Mangal yapacagiz.Kertenkele sandovici.
Há-há churrascos com bis-biscoitos de massa.
Ama hep gülümsüyordu. Bana torunlarının çocuklarının resimlerini gösterdi.
Mostrou-me fotografias dos seus bis-netos.
- Çok güçlü bis düzen efendisi.
- Ele é um Senhor do Sistema muito poderoso.
Bethany, sen Kutsal İsa'nın... büyük-büyük-büyük-büyük-büyük-büyük - büyük-büyük-büyük-büyük-büyük yeğenisin.
Bethany, é a... bis-bis-bis - bis-bis-bis... bis-sobrinha de Cristo.
Kredi kartları ve kimlikleri için aileleri öldürmüş.
Chacinou famílias para lhes roubar os cartões de crédito e bis.
Önemli olan takip edilmemek için farklı yerlerde farklı kredi kartı ve kimlikler kullanmaktı.
O truque era usar os cartões e os BIs em locais diferentes, para que não fosse localizado.
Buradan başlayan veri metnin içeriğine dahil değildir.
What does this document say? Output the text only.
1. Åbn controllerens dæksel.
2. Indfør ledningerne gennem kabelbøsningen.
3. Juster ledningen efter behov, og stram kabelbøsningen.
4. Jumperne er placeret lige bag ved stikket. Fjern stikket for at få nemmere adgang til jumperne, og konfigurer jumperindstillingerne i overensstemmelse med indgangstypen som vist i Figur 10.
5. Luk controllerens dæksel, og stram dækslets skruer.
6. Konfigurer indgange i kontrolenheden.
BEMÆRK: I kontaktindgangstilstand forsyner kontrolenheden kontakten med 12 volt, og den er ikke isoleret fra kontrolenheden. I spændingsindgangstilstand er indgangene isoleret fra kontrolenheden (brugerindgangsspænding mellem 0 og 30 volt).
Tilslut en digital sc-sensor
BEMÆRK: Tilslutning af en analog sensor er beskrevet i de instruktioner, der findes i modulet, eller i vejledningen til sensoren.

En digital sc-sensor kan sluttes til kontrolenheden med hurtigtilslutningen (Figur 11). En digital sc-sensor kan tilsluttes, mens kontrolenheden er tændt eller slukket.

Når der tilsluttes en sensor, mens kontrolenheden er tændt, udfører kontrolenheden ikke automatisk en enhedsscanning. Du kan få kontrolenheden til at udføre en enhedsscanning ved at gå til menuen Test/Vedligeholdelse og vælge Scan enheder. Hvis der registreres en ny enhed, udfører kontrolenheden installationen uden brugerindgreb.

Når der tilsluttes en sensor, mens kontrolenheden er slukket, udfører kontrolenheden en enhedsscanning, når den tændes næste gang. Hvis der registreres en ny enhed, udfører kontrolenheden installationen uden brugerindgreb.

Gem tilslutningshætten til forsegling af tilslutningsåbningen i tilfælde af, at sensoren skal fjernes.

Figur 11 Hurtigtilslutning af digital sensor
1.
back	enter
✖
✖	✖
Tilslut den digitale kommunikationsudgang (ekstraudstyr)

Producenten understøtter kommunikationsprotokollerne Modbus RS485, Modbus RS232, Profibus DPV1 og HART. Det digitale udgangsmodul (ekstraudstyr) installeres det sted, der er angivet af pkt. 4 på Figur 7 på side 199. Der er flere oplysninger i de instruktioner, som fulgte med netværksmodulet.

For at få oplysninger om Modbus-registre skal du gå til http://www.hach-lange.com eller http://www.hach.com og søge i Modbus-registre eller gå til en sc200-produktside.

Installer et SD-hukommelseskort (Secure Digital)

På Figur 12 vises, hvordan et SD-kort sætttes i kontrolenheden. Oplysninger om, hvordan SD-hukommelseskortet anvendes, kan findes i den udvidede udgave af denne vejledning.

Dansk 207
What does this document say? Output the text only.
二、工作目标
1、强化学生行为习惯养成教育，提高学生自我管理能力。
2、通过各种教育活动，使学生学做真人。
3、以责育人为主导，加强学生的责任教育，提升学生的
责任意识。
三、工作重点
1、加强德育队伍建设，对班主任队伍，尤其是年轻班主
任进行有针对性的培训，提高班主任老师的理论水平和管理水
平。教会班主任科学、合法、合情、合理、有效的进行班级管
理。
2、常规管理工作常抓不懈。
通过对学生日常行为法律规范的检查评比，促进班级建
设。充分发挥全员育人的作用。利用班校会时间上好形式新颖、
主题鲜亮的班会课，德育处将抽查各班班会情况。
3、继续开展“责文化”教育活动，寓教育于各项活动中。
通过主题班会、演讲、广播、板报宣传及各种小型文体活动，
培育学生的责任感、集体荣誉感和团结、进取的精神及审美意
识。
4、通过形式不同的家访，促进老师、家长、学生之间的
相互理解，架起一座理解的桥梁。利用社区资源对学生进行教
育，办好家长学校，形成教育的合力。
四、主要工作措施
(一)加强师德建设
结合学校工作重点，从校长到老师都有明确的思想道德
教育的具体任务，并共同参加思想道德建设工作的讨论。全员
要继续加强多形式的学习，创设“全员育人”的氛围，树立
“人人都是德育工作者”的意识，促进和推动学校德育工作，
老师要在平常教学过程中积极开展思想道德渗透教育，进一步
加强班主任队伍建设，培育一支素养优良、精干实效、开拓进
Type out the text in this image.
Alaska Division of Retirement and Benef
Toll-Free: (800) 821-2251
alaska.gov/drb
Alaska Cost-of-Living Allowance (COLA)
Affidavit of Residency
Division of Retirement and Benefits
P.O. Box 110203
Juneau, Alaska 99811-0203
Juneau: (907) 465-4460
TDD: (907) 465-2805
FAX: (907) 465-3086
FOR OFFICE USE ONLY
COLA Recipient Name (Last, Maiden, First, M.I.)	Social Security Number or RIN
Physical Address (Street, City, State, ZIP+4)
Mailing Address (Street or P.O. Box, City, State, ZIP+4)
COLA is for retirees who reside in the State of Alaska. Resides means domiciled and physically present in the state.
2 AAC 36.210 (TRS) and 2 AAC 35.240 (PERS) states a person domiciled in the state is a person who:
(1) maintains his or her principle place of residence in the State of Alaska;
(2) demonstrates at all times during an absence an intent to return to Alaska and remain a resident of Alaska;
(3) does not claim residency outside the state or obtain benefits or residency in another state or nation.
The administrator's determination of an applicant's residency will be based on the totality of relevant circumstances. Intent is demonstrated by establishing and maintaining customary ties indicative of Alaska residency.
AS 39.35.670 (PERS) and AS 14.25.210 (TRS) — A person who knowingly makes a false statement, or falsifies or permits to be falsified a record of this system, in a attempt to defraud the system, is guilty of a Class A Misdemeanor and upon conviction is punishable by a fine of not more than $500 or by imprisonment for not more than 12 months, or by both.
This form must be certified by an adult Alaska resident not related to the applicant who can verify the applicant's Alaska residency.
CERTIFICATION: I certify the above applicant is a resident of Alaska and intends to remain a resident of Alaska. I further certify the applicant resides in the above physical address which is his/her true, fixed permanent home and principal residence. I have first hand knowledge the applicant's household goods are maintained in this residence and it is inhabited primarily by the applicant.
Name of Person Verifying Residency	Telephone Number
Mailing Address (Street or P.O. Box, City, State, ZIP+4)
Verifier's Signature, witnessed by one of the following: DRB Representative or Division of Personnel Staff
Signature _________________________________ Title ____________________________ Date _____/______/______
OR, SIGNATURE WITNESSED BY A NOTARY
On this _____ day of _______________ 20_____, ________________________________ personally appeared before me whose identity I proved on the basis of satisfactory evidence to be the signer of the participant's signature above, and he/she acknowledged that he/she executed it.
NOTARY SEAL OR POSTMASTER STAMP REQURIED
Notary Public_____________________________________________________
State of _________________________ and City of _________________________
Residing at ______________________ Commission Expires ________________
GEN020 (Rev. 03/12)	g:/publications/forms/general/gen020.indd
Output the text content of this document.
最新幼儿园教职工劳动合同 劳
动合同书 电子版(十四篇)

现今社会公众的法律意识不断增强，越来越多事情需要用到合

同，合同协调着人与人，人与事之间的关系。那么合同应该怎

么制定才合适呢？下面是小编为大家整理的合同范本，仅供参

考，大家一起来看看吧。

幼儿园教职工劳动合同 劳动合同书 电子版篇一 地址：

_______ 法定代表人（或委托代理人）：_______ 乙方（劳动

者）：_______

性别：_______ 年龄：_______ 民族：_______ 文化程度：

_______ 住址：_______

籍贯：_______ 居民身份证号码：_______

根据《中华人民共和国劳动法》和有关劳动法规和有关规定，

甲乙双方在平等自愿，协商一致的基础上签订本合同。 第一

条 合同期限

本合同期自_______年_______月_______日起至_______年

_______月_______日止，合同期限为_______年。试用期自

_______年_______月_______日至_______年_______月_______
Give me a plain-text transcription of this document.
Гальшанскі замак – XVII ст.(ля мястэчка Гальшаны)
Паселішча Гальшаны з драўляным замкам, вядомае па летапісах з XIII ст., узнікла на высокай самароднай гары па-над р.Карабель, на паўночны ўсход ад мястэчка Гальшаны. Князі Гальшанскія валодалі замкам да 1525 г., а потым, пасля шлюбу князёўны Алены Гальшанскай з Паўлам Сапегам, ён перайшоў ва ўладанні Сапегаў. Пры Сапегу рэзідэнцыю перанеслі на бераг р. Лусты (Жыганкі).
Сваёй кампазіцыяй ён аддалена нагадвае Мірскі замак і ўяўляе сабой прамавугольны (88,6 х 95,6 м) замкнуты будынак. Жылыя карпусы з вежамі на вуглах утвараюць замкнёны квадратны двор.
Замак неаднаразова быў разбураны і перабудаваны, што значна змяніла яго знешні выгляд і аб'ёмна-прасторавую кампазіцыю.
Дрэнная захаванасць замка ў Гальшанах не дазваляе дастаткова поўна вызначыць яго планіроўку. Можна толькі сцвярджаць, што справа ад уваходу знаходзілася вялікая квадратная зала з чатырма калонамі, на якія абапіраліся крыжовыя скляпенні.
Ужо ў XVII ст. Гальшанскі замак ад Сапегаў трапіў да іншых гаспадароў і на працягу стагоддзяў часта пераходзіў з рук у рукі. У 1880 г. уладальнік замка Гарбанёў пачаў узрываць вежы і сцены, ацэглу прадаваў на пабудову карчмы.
Devam et.Ne kadar şiirsel.
Bis! Que doçura! Isso é poesia.
- Bir daha, harika.
- Bis? Maravilhoso.
Bir daha, bir daha...
Bis, bis.
# # Bağırır, çığlık atar, devam etmemiz için yalvarırlardı
Gritando e pedindo bis da atração...
# # Daha fazlası için yalvaracaklar
Eles vão pedir bis...
Bis yapacaklar.
Vão fazer um encore.
Bis ağladık kıymetlim.
E chorámos, precioso.
Bis değildik.
Não fomos nós!
Bis değildik!
Não fomos nós!
Tekrar! Tekrar!
Bis, bis!
- Seyirciler sahneye çağırıyor.
- Escola do Rock! - Estão a pedir bis.
Von der Maas bis an die Memel
Von der Maas bis an die Memel
Von der Etscch bis an den Belt
Von der Etsch bis an den Belt
Bu oda için nakit ödeme aynı nedenle : resim kimlikler olmadan, çünkü hiçbir kredi kartları var, biz hiçbir şey yok. biz yok gibi lt var.
Pela mesma razão que pagamos em dinheiro pelo quarto : porque, sem bis, não temos cartões de crédito, não temos nada. É como se não existíssemos.
Finalde yine nasıl ışıldayacağını düşün.